En effet, même si l'histoire basée sur des faits réels survenus au Brésil durant la dictature militaire des années 70-80, peut à qui n'y prête pas attention relever de l'histoire passée, les éléments de langages qui ont permis l'avènement de tels régimes - et l'Amérique latine a été particulièrement concernée par ces régimes totalitaires de droite, Pinochet au Chili restant l'exemple le plus connu - sont identiques à ceux qu'utilisent aujourd'hui les prétendants à un retour à l'ordre moral, à une politique basée sur l'autoritarisme, au silence des opposants de gré ou de force et devraient au moins nous interroger sur ce retour en force des idéologies odieuses que les historiens n'avaient plus constatées en Europe depuis les années 1930 !
Rio de Janeiro ville cliché pour l'occident de la douceur de vie à la brésilienne, ses plages paradisiaques, les cariocas incarnations ultimes de la beauté humaine, le football comme religion, la musique et la fête comme exorcismes aux duretés d'un pays où règnent de concert l'opulence la plus vulgaire et la misère la plus sombre. Une famille heureuse, typique de la bourgeoisie moyenne y vit sa vie, relativement épargnée par les soubresauts de l'histoire et les soucis économiques, mais pas pour autant aveugle et sourde aux problèmes des autres, des classes populaires. Cette vie est douce, joyeuse, on s'adonne aux plaisirs culturels et on aime débattre et parler.
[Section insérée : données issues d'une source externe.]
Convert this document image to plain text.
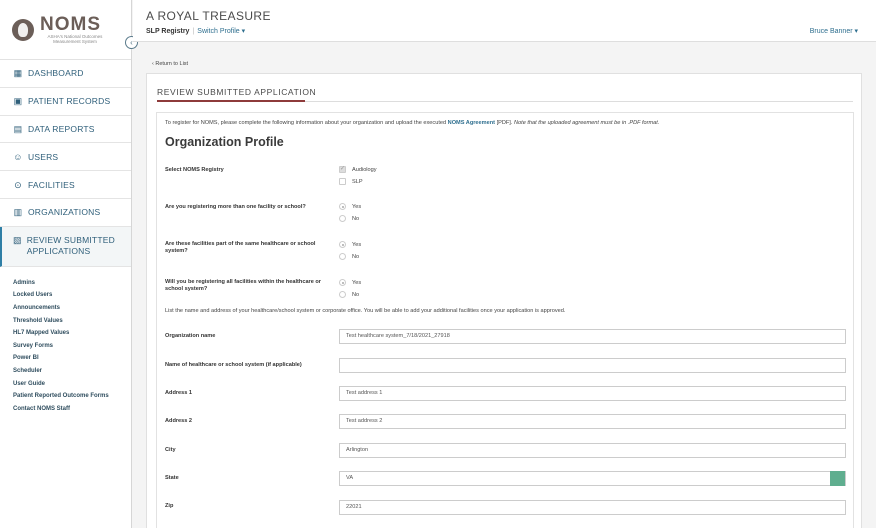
NOMS
ASHA's National Outcomes Measurement System	‹
▦ DASHBOARD
▣ PATIENT RECORDS
▤ DATA REPORTS
☺ USERS
⊙ FACILITIES
▥ ORGANIZATIONS
▧ REVIEW SUBMITTED APPLICATIONS
Admins
Locked Users
Announcements
Threshold Values
HL7 Mapped Values
Survey Forms
Power BI
Scheduler
User Guide
Patient Reported Outcome Forms
Contact NOMS Staff
A ROYAL TREASURE
SLP Registry | Switch Profile ▾	Bruce Banner ▾
‹ Return to List
REVIEW SUBMITTED APPLICATION
To register for NOMS, please complete the following information about your organization and upload the executed NOMS Agreement [PDF]. Note that the uploaded agreement must be in .PDF format.
Organization Profile
Select NOMS Registry
✓	Audiology
SLP
Are you registering more than one facility or school?	Yes
No
Are these facilities part of the same healthcare or school system?
Yes
No
Will you be registering all facilities within the healthcare or school system?
Yes
No
List the name and address of your healthcare/school system or corporate office. You will be able to add your additional facilities once your application is approved.
Organization name	Test healthcare system_7/18/2021_27918
Name of healthcare or school system (if applicable)
Address 1	Test address 1
Address 2	Test address 2
City	Arlington
State	VA
Zip	22021
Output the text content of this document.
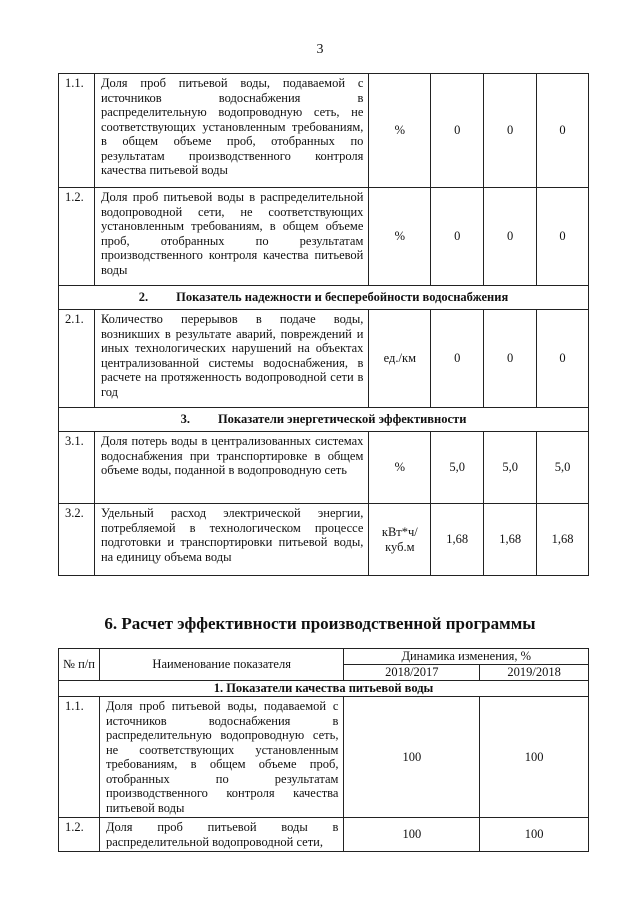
3
1.1.	Доля проб питьевой воды, подаваемой с источников водоснабжения в распределительную водопроводную сеть, не соответствующих установленным требованиям, в общем объеме проб, отобранных по результатам производственного контроля качества питьевой воды	%	0	0	0
1.2.	Доля проб питьевой воды в распределительной водопроводной сети, не соответствующих установленным требованиям, в общем объеме проб, отобранных по результатам производственного контроля качества питьевой воды	%	0	0	0
2. Показатель надежности и бесперебойности водоснабжения					
2.1.	Количество перерывов в подаче воды, возникших в результате аварий, повреждений и иных технологических нарушений на объектах централизованной системы водоснабжения, в расчете на протяженность водопроводной сети в год	ед./км	0	0	0
3. Показатели энергетической эффективности					
3.1.	Доля потерь воды в централизованных системах водоснабжения при транспортировке в общем объеме воды, поданной в водопроводную сеть	%	5,0	5,0	5,0
3.2.	Удельный расход электрической энергии, потребляемой в технологическом процессе подготовки и транспортировки питьевой воды, на единицу объема воды	кВт*ч/ куб.м	1,68	1,68	1,68
6. Расчет эффективности производственной программы
№ п/п	Наименование показателя	Динамика изменения, %	
		2018/2017	2019/2018
1. Показатели качества питьевой воды			
1.1.	Доля проб питьевой воды, подаваемой с источников водоснабжения в распределительную водопроводную сеть, не соответствующих установленным требованиям, в общем объеме проб, отобранных по результатам производственного контроля качества питьевой воды	100	100
1.2.	Доля проб питьевой воды в распределительной водопроводной сети,	100	100
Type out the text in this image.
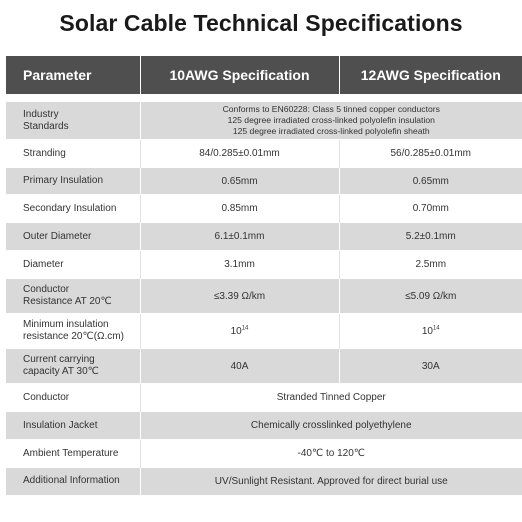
Solar Cable Technical Specifications
Parameter	10AWG Specification	12AWG Specification

Industry
Standards	Conforms to EN60228: Class 5 tinned copper conductors
125 degree irradiated cross-linked polyolefin insulation
125 degree irradiated cross-linked polyolefin sheath	
Stranding	84/0.285±0.01mm	56/0.285±0.01mm
Primary Insulation	0.65mm	0.65mm
Secondary Insulation	0.85mm	0.70mm
Outer Diameter	6.1±0.1mm	5.2±0.1mm
Diameter	3.1mm	2.5mm
Conductor
Resistance AT 20℃	≤3.39 Ω/km	≤5.09 Ω/km
Minimum insulation
resistance 20℃(Ω.cm)	$10^{14}$	$10^{14}$
Current carrying
capacity AT 30℃	40A	30A
Conductor	Stranded Tinned Copper	
Insulation Jacket	Chemically crosslinked polyethylene	
Ambient Temperature	-40℃ to 120℃	
Additional Information	UV/Sunlight Resistant. Approved for direct burial use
Les enfants, adolescents en pleine mutations hormonales ou les plus jeunes profitant des restes d'innocences qui caractérisent cet âge font des activités variées, la mère veille au grain et le père ne semble pas représenter immédiatement le grain de sable dans les rouages d'une dictature militaire dont on nous révèle la réalité par touches parcimonieuses.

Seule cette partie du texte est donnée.